Comment décririez-vous Le Lion du Caire ?
Je le conçois comme un roman de sword-and-sorcery historique ; on y retrouve les méchants diaboliques, la magie noire et l'action pure que l'on attend de la S&S mais le cadre de cette ambiance d'épées virevoltantes est le passé historique – c'est-à-dire le déclin des califes Fatimides d'Egypte, aux alentours du XIIe siècle apr. J.-C.
Comparé à vos travaux précédents, ce roman tient-il une place particulière dans votre cœur ?
Oui. Je le vois comme une maturation de mon travail. Mes deux premiers romans ont été écrits à l'improviste, instinctivement, et ça se voit (à mes yeux en tout cas). Le Lion du Caire est le premier livre que j'ai écrit à partir d’un cadre bien défini – 37 pages en interligne simple.
Est-ce qu'une raison spéciale vous a fait utiliser ce contexte particulier ?
Ah, la ville du Caire au XIIe siècle était la ville des Mille et Unes Nuits, un carrefour d'échanges, aussi misérablement sale qu'elle était fabuleusement riche. Il y avait le vilain vizir, le calife innocent, les magnifiques cavaliers et même les honnêtes esclaves. Et c'était le même cadre qu'a utilisé Robert E. Howard dans une de mes histoires favorites, Les Portes de l'Empire. Cette histoire, et l'histoire que REH a écrite à l'intérieur, ont grandement influencé Le Lion du Caire.
Pour promouvoir votre nouveau livre, votre éditeur français a fait la comparaison entre vous et Robert E. Howard. Est-ce que vous avez la pression ?
Non, pas vraiment. Le Lion du Caire a été écrit en imitant consciemment le style de Robert E. Howard, comme un hommage aux histoires avec lesquelles j'ai grandi ; des histoires qui m'ont conduit à essayer moi-même d'écrire au départ. Il y a de nombreuses petites références aux histoires d'Howard insérées dans la prose du Lion, que les fans de REH ne devraient avoir aucun mal à trouver. Pour être honnête, je suis flatté qu'ils aient fait la comparaison, mais j'espère que les lecteurs reconnaîtront que je ne suis pas Robert E. Howard. Je suis à peine dans l'ombre du grand homme.
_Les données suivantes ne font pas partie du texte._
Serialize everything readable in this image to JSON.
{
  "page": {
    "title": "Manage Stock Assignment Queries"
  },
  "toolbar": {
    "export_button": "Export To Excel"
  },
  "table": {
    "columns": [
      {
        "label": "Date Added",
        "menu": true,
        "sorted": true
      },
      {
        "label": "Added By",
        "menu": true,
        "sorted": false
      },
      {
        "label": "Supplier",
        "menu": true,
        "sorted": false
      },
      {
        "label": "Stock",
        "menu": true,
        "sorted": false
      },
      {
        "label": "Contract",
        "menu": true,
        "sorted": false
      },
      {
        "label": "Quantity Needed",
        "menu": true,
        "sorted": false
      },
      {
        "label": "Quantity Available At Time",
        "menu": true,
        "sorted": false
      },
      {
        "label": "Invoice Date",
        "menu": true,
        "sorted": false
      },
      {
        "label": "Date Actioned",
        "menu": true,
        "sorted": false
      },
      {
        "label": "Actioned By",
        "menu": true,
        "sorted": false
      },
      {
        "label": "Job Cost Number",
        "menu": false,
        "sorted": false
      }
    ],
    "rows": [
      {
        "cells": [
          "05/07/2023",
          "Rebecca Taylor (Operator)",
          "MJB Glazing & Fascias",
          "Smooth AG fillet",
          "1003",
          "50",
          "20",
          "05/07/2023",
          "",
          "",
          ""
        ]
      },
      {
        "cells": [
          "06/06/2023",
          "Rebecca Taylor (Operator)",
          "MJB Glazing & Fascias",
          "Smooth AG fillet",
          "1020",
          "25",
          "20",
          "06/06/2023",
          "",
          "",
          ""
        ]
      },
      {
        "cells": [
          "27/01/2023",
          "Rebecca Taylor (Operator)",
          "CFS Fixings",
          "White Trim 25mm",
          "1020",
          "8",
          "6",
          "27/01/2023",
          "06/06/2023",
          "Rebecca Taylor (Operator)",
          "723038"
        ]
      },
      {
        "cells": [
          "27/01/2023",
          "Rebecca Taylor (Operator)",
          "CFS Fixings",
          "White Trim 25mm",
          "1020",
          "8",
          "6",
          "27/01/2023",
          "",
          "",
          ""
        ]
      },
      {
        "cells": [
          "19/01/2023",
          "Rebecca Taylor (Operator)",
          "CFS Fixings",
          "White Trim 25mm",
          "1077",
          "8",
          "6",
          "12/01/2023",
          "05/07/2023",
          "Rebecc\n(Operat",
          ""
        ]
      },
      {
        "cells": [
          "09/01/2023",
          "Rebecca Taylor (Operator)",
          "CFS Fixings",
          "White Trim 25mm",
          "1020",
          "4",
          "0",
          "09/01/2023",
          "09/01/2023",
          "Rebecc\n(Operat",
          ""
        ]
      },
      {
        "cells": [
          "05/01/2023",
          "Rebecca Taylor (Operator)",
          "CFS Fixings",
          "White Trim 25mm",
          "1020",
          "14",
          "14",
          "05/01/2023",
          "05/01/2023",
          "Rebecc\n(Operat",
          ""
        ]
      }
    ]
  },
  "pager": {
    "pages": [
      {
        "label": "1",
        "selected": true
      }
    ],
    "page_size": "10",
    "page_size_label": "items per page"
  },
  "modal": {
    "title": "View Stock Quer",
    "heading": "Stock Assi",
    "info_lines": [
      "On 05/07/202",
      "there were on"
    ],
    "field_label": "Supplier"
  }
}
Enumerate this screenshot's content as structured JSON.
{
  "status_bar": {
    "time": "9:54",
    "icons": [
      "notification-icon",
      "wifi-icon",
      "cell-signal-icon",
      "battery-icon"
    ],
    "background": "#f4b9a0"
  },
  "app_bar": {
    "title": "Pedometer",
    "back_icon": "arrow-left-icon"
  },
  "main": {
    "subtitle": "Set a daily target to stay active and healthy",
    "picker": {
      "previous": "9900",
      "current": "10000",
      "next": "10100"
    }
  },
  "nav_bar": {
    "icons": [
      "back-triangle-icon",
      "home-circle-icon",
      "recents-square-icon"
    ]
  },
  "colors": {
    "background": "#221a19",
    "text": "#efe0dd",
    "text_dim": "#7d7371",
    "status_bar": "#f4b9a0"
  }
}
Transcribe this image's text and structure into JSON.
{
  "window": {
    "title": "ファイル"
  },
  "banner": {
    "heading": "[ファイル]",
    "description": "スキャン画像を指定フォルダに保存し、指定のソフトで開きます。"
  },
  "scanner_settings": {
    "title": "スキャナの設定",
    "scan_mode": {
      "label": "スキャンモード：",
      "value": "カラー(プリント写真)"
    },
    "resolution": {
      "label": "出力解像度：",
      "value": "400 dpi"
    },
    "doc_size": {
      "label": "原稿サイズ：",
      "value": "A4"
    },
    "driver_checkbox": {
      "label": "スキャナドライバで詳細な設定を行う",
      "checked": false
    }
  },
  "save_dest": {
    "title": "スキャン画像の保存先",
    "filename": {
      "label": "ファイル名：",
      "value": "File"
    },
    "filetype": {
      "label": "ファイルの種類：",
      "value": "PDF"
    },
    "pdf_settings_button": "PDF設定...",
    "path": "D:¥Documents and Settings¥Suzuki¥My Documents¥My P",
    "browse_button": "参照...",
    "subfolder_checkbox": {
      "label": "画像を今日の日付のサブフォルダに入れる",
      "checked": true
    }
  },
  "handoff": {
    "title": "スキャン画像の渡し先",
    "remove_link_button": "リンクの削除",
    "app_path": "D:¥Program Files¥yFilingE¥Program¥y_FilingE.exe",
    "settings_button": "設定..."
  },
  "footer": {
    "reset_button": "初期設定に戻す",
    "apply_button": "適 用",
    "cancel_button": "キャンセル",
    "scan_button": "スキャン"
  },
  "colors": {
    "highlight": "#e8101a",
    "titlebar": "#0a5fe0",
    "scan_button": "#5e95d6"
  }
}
Quel est votre aspect préféré de l'écriture ?
J'en ai deux en fait. J'aime l'aspect recherche, l'idée de creuser dans l'histoire pour trouver des faits qui peuvent ensuite donner des informations sur le passé de mes personnages ou sur l'intrigue. C'est agréable de penser que parfois un lecteur veut aller plus loin et va chercher quelque chose pour être sûr, parce qu'il pense que vous inventez un truc et qu'en fait il sera surpris de voir que c'est un fait historique. L'autre aspect que j'apprécie est la création, l'acte de créer quelque chose pour remplir une lacune dans l'enregistrement historique. Ça demande autant de recherche, mais ensuite vous devez plier votre imagination pour créer quelque chose d'historiquement valable qui vienne combler cette lacune. Il y a beaucoup de création pure dans Le Lion du Caire.
Plus précisément, comment arrivez-vous à équilibrer les moments intimes et les scènes d'action ?
Ce n'est pas facile. Les deux ont leur propre dynamique. L'action devrait être plus cinétique, écrite dans des phrases plus courtes et plus percutantes pour sembler brusques comme un coup paré. Elles peuvent contenir une certaine poésie, mais ça devrait être la poésie de l'acier. Les scènes intimes réclament aussi de la poésie mais d'un type différent. La structure des phrases dans les scènes intimes devrait être douce et fluide (à moins que la violence ne soit au cœur de la scène), presque langoureuse. Le coup et la parade des épées en pleine action trouvent leur pendant dans le dialogue de l'intimité. Les deux peignent des tableaux, mais là où l'intimité se sert du langage de Monet, l'action utilise celui de Frazetta.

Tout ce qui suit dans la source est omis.